No major operative or postoperative complications occurred. Minor complications included incomplete hemostasis of an ovarian pedicle with a single ligature (three mares), transient inappetence, pyrexia and incisional infection. Owner satisfaction and cosmetic results were considered excellent.
Standing laparoscopic ovariectomy appears to eliminate many of the potential complications associated with traditional surgical methods for ovariectomy and avoids the risk of general anesthesia.
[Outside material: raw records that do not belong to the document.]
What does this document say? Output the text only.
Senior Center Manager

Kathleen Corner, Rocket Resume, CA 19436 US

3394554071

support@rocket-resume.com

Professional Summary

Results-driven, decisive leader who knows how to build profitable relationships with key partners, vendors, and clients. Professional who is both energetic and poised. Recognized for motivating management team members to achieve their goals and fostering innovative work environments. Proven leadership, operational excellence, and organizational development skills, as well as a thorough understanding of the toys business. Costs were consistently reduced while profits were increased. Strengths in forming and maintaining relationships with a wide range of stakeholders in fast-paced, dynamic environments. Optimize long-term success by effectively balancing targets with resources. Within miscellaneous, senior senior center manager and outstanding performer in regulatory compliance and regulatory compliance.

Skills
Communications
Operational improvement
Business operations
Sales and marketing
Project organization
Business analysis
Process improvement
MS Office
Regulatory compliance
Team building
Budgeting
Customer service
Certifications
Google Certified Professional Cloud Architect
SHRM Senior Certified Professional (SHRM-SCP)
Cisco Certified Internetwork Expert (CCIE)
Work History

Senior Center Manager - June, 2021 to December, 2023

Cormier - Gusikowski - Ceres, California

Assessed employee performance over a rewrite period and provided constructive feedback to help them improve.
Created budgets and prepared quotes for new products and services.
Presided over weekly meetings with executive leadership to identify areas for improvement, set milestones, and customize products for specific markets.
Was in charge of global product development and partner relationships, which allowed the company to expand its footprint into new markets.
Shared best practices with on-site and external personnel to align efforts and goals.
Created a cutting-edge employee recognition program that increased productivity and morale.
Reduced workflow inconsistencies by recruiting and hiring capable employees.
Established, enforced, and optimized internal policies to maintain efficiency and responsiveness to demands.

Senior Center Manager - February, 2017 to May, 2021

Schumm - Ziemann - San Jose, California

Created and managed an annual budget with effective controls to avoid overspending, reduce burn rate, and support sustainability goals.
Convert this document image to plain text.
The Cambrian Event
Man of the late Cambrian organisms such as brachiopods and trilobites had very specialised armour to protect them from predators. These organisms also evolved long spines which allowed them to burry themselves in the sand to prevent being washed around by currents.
This technique requires minimal laparoscopic instrumentation and will provide surgeons with an alternative approach for bilateral ovariectomy in mares.
描述一种用于站立位母马的腹腔镜双侧卵巢切除术技术,并报告22例临床病例的结果。
前瞻性研究。
共22匹年龄在4至23岁之间、体重在360至600千克之间的母马。
经直肠触诊确定卵巢正常的母马,被限制在站立架中,静脉注射地托咪定(0.01至0.02毫克/千克)和布托啡诺(0.01至0.02毫克/千克)进行镇静。在切口前,用2%利多卡因对腹腔镜和器械插入部位进行浸润。每个腰旁窝设置一个腹腔镜入口和两个器械入口。通过体内解剖和结扎卵巢蒂完成卵巢切除术。每个侧腹的两个器械入口最终相连,形成一个4至5厘米的剖腹切口,以便于取出卵巢。
未发生重大手术或术后并发症。轻微并发症包括单个结扎线导致的卵巢蒂止血不完全(3匹母马)、短暂食欲不振、发热和切口感染。主人满意度和美容效果被认为极佳。
站立位腹腔镜卵巢切除术似乎消除了与传统卵巢切除手术方法相关的许多潜在并发症,并避免了全身麻醉的风险。
该技术所需的腹腔镜器械最少,将为外科医生提供一种母马双侧卵巢切除术的替代方法。